Following Robertson’s train of illogic, Kansans are in good with God right now, as of our state school board’s vote this week. But if Kansas voters should change the balance of power on the board next year, we’re all doomed. What a guy.
Posted by Rhonda Holman

When it comes to presidential campaigns, Kansas completely ignored

"Long gone are the days when the Sunflower State mattered in presidential races," said John B. Anderson, former member of Congress and chairman of FairVote, a voter advocacy group. Kansas received none of the TV advertising spent by the two campaigns during the last five weeks of the 2004 presidential campaign and only 0.34 percent of the presidential and vice presidential campaign visits, according to a new FairVote report. "Kansas is completely ignored," Anderson said.

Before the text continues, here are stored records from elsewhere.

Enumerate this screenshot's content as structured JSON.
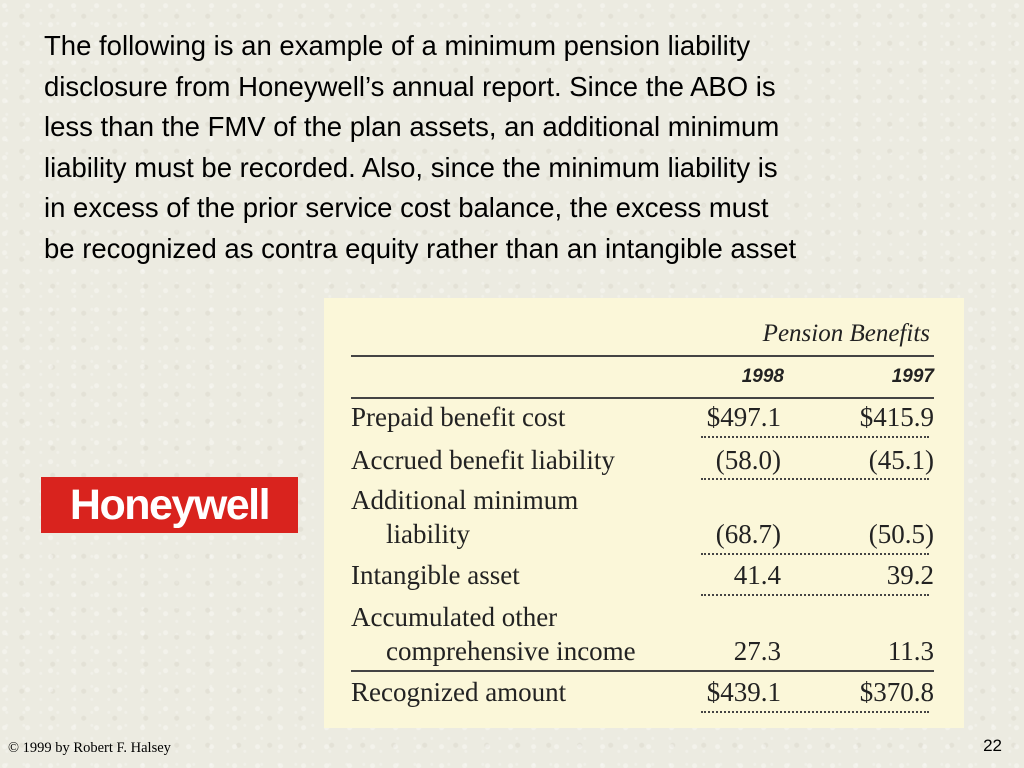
{
  "slide": {
    "text_lines": [
      "The following is an example of a minimum pension liability",
      "disclosure from Honeywell’s annual report. Since the ABO is",
      "less than the FMV of the plan assets, an additional minimum",
      "liability must be recorded. Also, since the minimum liability is",
      "in excess of the prior service cost  balance, the excess must",
      "be recognized as contra equity rather than an intangible asset"
    ]
  },
  "logo": {
    "text": "Honeywell",
    "color": "#d9231e"
  },
  "table": {
    "heading": "Pension Benefits",
    "years": [
      "1998",
      "1997"
    ],
    "rows": [
      {
        "label": "Prepaid benefit cost",
        "v1998": "$497.1",
        "v1997": "$415.9"
      },
      {
        "label": "Accrued benefit liability",
        "v1998": "(58.0)",
        "v1997": "(45.1)"
      },
      {
        "label": "Additional minimum",
        "label2": "liability",
        "v1998": "(68.7)",
        "v1997": "(50.5)"
      },
      {
        "label": "Intangible asset",
        "v1998": "41.4",
        "v1997": "39.2"
      },
      {
        "label": "Accumulated other",
        "label2": "comprehensive income",
        "v1998": "27.3",
        "v1997": "11.3"
      },
      {
        "label": "Recognized amount",
        "v1998": "$439.1",
        "v1997": "$370.8"
      }
    ]
  },
  "footer": {
    "copyright": "© 1999 by Robert F. Halsey",
    "page_number": "22"
  }
}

The reason, of course, is that Kansas is so predictably Republican that neither party feels any need to campaign here.
Posted by Phillip Brownlee

Try to work around work-release center

There is no justification for any official surprise regarding the proximity of the planned downtown arena to the Kansas Department of Corrections’ work-release center: The center opened at Emporia and Waterman in 1990, long before the arena project was proposed and, as of last week, sited kitty-corner to it. The arrangement isn’t ideal, but moving the center now would be costly and politically difficult — as is all siting of correctional facilities. With the right design, especially regarding the arena’s entrance, surely the 250-bed center and the 15,000-seat arena can peacefully co-exist. The pressure is on planners to make it work for both the attraction’s success and the public’s safety.